Johannesburg - South Africa needed to stop talking about a strong opposition and rather start talking about replacing government, the ACDP said on Friday.
"If we want to have a better South Africa, talking about what happened 20 years ago is not going to provide jobs," the party in a statement.
People must not vote our of loyalty to a party but must consider the best option to give them hope for a better future.
African Christian Democratic Party leader Kenneth Meshoe, speaking to supporters in KwaMakhuta in Amanzimtoti on Friday, Human Rights Day, accused the ANC of failing to fight corruption.
This impacted upon people's human rights as it robbed them of vital services.
Government were also not dealing with issues like human and drug trafficking, and drug addiction with many officials on the pay roll of "gangsters".
The ACDP said, "Gangs are targeting young children and robbing them of their safety, security and hope for a future.

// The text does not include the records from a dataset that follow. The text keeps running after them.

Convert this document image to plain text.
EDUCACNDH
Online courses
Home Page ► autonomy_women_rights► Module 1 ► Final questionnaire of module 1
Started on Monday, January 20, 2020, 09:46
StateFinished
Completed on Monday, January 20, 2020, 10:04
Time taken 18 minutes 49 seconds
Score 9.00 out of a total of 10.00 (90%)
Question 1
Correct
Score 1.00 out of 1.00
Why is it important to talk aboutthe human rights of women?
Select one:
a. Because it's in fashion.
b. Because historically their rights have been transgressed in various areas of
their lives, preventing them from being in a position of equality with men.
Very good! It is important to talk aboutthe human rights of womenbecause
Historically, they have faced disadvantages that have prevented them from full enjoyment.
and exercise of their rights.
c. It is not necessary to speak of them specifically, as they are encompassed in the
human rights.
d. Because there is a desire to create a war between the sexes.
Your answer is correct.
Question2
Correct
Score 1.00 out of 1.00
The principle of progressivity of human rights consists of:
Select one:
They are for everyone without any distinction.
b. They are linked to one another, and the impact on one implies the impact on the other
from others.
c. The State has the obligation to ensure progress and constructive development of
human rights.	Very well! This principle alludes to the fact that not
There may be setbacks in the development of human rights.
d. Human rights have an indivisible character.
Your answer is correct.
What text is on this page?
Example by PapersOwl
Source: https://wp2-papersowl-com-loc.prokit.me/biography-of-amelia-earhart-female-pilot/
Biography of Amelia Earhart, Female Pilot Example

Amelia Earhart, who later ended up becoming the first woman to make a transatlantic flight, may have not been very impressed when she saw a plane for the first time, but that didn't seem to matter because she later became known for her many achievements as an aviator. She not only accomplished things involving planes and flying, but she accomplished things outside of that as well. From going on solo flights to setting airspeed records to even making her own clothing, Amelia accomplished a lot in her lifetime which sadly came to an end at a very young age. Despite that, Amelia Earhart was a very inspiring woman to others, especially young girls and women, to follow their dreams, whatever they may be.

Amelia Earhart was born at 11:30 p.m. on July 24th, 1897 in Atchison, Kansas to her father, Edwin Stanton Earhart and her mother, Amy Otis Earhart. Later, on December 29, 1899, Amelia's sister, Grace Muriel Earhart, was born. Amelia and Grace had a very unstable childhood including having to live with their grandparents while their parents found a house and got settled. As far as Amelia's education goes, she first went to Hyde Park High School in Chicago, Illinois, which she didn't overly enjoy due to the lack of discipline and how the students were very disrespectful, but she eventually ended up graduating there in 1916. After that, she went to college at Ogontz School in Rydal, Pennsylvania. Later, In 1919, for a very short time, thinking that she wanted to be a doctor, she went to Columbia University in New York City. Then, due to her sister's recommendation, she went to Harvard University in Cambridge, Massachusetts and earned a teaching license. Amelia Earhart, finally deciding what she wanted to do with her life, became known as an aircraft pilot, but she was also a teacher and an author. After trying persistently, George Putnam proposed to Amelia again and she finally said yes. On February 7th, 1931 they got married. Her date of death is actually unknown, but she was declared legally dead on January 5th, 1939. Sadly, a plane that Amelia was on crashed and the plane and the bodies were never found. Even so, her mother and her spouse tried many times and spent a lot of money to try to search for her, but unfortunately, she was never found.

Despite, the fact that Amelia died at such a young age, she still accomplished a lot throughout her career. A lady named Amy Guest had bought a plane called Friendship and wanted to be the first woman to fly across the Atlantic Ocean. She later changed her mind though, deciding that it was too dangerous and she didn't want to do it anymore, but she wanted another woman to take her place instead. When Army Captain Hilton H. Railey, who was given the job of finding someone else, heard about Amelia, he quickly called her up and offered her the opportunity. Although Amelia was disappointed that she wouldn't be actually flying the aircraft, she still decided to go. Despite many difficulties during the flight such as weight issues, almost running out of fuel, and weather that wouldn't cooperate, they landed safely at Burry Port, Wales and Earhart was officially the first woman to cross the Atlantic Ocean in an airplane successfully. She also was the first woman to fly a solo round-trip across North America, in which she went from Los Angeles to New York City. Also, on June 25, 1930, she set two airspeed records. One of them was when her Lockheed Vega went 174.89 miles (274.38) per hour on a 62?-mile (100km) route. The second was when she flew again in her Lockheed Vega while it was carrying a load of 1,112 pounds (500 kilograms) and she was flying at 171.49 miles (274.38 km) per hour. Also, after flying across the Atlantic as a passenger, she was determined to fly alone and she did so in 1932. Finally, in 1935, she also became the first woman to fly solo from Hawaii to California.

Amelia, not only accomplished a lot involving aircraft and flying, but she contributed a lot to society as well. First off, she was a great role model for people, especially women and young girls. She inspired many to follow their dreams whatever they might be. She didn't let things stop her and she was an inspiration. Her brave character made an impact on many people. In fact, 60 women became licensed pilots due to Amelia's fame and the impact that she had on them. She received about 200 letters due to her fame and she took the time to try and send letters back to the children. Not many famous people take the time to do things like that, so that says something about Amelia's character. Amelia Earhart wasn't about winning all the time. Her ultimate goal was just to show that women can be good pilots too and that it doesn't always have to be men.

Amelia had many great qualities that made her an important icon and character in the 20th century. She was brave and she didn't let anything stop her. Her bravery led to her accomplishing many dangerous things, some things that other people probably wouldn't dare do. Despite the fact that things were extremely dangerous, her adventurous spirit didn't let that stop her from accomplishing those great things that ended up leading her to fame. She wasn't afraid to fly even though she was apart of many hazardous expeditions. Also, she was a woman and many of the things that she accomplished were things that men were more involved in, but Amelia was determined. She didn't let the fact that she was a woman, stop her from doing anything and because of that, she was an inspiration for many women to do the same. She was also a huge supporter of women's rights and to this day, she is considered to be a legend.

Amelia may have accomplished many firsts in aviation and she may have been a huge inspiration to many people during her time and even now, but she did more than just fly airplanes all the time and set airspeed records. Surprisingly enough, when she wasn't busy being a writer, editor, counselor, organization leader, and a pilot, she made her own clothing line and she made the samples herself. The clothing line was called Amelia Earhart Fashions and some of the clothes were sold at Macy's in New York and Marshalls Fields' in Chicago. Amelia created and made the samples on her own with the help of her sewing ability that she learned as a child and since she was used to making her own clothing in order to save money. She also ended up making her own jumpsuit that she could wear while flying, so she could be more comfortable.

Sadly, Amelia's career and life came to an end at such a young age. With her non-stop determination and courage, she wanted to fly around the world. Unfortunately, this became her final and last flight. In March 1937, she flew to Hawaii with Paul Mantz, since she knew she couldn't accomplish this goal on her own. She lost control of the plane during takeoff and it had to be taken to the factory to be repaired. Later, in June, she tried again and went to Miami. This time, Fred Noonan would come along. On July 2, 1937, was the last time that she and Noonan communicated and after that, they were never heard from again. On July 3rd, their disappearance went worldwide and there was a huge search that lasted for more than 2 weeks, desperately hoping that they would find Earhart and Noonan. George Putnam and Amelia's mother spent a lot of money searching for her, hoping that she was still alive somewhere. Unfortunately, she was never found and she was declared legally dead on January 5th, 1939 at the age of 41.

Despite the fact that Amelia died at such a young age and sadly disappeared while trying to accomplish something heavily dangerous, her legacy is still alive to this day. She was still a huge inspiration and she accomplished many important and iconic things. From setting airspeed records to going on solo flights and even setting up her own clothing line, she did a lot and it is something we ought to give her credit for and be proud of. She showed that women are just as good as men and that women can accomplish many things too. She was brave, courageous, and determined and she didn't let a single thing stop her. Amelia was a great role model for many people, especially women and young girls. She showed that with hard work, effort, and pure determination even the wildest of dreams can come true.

"How can learners concentrate when there are gun shots outside their class rooms, when they are being recruited by gangs?"
Meshoe said if there were ever allegations of ACDP public office bearers being on the pay roll of criminals, they would be investigated, and if found guilty, fired and handed over to the police.
South Africans needed to roll up their sleeves and work hard to start building the government South Africa so desperately needed and desired.
Human Rights Day is celebrated on 21 March in remembrance of the Sharpeville massacre which took place on 21 March 1960.
The massacre occurred at the Sharpeville police station in the Vaal, south of Gauteng. Black South Africans were protesting against the pass laws, led by the PAC.
A crowd of about 5 000 to 7 000 protesters went to the police station. Police opened fire on the crowd, killing 69 people.